I have posponed this one for months, in part I have been away from SL a little more and in part I did not want to talk much about this stage. Perhaps I can write since in some ways I must be doing much better than the sorry-lame person I used to be. Letting my life slip into this "game" so much.

However as its names implies, this stage its when the full deep addiction is taking over a player; in my case I gave way to some of the temptations available in SL, specially those with a deep soul searching attachement to another human being. Yes I had a special one in SL one of my best friends we got too close and ...one thing leads to another... but this is terrible because I have pledged not to do anything like that with my time in the game, that way I failed to one of the many rules my family and I had established for me here.

You see, after we -my family and me- saw how much time this was consuming and affecting me, we set some ground rules for me to play SL, I was totally ok with, one of them being "no affairs".

I used to use my time day dreaming about SL, and then come running to it to try the stuff I had envisioned. Few things were more important than friends, projects and games we were playing inside this virtual land.

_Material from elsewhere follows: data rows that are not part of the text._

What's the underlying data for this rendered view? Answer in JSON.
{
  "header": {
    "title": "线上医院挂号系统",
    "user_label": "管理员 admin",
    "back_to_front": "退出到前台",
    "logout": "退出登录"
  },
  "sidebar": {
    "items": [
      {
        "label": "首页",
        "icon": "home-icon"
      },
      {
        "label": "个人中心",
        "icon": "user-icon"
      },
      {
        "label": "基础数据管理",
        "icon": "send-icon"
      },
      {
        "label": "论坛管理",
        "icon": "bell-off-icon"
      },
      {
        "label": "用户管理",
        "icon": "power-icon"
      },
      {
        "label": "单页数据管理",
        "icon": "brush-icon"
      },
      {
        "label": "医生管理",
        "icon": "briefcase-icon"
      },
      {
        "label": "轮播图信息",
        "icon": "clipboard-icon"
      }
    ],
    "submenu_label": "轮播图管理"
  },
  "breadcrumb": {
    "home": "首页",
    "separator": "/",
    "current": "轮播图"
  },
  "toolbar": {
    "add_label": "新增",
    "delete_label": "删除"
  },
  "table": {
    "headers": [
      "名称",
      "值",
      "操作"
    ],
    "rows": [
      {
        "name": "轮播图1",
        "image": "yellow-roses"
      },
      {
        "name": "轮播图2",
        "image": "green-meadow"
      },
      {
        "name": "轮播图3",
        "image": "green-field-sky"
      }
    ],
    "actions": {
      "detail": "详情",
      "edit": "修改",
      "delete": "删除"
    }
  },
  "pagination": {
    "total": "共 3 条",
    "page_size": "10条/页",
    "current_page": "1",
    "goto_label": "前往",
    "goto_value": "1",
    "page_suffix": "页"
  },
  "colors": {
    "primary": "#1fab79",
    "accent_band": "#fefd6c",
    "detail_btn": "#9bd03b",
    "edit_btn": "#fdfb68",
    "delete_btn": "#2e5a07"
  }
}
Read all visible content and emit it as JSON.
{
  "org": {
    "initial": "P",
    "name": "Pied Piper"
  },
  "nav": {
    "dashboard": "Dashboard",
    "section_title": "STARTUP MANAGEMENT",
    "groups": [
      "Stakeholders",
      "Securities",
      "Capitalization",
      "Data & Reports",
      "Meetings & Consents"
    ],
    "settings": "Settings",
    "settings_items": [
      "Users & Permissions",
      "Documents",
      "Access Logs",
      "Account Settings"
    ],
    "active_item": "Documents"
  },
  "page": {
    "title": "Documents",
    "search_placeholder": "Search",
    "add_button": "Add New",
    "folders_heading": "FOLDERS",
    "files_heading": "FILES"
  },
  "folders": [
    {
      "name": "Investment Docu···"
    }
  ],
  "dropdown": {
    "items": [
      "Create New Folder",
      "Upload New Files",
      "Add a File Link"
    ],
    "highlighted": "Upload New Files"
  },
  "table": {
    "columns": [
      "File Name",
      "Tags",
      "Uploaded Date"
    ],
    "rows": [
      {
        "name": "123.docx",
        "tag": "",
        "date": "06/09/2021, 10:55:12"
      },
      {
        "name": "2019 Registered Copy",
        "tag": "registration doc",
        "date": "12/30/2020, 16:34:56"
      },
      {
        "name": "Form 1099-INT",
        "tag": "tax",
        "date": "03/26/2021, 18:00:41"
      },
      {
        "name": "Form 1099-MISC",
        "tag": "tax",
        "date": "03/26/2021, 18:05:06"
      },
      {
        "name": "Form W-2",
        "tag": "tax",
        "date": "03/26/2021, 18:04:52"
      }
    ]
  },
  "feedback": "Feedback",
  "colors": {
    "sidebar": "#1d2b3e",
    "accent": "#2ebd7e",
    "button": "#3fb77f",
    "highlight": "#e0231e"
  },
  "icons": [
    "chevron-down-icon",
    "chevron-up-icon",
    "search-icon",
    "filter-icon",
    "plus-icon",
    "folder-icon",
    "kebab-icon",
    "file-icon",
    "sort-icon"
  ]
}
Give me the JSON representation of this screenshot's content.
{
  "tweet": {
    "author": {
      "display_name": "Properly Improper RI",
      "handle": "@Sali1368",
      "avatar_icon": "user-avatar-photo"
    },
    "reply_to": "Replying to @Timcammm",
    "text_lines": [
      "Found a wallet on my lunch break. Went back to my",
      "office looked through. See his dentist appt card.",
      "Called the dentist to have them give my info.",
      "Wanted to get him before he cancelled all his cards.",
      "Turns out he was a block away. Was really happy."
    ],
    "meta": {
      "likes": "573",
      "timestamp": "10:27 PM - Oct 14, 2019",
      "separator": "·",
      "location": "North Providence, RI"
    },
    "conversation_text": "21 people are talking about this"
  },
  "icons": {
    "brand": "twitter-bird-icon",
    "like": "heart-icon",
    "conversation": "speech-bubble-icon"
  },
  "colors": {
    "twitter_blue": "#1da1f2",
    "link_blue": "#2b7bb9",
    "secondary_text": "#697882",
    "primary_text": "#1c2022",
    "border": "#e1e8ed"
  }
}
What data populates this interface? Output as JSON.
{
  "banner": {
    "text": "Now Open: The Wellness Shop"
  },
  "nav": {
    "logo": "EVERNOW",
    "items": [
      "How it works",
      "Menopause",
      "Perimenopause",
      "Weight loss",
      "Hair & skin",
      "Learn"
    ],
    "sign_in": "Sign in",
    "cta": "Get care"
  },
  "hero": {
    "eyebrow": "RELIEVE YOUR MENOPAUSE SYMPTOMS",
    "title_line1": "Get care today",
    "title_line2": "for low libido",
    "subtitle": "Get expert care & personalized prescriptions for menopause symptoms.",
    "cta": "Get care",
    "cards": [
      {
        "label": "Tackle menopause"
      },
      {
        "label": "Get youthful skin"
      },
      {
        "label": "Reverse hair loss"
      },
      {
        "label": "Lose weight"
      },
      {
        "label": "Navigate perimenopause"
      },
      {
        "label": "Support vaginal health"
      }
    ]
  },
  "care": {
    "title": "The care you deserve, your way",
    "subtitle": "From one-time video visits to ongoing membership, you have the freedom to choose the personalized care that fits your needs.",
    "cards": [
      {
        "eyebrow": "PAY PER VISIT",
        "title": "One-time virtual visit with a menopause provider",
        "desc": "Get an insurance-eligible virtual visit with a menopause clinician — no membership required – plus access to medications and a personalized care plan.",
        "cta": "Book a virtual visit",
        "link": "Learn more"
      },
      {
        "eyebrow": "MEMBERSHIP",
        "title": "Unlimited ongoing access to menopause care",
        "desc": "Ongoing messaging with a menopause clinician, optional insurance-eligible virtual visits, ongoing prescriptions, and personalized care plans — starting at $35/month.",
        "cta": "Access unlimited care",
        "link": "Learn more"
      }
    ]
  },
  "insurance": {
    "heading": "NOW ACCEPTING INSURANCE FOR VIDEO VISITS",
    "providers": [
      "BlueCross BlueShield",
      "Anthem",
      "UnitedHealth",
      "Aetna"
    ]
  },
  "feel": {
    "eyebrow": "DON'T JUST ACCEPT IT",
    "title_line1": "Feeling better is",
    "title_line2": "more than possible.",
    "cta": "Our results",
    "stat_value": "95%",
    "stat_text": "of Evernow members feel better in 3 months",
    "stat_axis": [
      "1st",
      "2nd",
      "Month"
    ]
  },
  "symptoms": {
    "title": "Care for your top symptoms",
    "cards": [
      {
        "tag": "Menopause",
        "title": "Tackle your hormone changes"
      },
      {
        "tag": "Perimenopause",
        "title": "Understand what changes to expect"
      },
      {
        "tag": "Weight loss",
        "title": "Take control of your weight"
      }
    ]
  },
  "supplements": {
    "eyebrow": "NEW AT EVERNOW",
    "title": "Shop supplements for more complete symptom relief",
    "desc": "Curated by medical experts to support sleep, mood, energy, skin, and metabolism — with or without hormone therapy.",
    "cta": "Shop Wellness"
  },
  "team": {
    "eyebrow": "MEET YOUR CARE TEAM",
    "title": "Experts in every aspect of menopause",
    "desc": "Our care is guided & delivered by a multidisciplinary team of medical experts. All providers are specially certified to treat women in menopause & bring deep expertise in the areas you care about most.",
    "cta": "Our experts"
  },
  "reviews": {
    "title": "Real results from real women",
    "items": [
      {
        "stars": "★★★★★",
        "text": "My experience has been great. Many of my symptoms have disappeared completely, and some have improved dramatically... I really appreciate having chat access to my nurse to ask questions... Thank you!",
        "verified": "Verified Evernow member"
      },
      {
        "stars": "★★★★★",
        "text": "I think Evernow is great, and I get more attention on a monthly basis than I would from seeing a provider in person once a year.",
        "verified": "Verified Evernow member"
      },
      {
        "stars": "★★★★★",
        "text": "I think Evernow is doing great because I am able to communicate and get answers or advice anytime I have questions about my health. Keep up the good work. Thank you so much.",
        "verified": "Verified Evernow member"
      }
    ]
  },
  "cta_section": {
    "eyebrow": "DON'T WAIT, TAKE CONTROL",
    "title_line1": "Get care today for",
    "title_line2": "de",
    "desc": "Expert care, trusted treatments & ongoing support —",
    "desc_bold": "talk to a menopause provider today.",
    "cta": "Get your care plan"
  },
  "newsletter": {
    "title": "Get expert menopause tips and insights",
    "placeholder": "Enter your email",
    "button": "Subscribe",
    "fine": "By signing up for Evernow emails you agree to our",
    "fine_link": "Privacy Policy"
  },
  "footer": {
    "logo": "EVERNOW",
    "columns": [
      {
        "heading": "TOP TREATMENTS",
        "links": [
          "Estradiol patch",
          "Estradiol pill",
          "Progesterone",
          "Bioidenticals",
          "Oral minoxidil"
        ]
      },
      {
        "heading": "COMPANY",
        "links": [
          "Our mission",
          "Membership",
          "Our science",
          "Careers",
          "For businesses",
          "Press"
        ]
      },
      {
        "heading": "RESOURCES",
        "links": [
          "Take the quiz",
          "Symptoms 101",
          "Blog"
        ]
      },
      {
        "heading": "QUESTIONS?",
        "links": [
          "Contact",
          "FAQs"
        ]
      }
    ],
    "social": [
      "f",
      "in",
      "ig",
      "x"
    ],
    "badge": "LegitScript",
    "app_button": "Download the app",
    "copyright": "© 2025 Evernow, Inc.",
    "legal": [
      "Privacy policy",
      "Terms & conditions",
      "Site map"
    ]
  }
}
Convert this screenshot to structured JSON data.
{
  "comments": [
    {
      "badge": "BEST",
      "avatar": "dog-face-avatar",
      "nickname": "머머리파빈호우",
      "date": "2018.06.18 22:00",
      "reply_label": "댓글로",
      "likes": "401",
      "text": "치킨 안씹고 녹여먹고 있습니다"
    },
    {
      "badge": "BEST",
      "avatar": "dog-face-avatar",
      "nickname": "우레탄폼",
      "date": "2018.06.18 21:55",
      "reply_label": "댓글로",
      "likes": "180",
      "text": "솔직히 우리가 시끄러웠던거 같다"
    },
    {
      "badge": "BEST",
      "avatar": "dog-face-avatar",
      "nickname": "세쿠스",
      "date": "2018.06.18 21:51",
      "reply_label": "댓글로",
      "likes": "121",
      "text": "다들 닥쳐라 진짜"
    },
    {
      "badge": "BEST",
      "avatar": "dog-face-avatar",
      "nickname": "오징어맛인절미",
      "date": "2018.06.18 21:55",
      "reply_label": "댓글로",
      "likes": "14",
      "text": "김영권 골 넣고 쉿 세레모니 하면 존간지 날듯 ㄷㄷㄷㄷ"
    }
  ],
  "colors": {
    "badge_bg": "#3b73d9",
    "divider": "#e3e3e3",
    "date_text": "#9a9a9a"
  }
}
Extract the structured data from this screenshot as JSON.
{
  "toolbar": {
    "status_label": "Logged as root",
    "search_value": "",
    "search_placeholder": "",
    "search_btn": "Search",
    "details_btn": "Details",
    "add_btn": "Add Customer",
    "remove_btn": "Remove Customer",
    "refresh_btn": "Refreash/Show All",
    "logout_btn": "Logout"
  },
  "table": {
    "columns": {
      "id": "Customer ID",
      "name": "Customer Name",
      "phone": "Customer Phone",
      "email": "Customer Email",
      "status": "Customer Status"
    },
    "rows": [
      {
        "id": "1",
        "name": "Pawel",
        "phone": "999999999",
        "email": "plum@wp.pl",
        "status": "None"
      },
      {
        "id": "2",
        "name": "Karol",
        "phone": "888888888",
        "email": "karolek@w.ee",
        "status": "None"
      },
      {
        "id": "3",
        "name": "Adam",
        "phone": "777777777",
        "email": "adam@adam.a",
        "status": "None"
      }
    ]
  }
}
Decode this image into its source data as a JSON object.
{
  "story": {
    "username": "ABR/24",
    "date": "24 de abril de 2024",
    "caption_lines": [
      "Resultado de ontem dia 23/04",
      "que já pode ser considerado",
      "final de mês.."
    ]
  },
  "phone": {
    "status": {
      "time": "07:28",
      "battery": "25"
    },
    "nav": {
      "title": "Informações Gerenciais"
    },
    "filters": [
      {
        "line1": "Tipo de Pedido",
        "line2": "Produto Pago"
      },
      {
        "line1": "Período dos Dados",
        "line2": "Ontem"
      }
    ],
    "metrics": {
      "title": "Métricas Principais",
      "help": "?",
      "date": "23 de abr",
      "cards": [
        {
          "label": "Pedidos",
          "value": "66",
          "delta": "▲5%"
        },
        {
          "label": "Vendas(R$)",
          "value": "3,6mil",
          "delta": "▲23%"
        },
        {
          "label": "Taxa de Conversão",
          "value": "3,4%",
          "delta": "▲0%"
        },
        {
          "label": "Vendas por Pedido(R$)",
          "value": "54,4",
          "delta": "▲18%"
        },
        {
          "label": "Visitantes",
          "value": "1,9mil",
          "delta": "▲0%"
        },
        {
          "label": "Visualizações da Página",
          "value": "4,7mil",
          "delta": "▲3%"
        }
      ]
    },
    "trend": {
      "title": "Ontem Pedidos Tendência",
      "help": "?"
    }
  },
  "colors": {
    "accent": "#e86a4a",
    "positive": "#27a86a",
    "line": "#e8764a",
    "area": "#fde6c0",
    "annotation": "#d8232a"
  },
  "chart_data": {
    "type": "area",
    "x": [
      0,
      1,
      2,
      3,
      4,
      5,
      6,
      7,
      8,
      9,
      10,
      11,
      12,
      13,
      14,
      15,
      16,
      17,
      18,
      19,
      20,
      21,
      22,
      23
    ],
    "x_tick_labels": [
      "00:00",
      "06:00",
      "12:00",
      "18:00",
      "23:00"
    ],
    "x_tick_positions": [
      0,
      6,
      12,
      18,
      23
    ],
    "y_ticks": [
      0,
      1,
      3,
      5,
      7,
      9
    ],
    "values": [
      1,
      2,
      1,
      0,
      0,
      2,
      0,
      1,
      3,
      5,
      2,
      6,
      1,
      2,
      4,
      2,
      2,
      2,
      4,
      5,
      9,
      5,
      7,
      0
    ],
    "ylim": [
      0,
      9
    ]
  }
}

Full immersion for me meant, letting the horse run free, living the SL with no
remorse, caution or control. I was a complete freak, lying to my family, an fantasy running free.
Now I enjoy calling SL a "game" and playing it like that, now many months after this happened I can see how much I had fallen for the fantasy of it. I tought stuff was so real, a total self-induced fantasy.

I hope this words that I write do not hurt the feelings of my virtual friends when they read it, new and old. I understand they looove their SL and my words might feel negative, a friend once told me, "you can catch more flies with honey than with vinegar", but this addiction thing has no sweet side.

I whish I had the time back I wasted in SL. This keeps me writing this now and then and reminding me of that time when I was fully immersen in that place.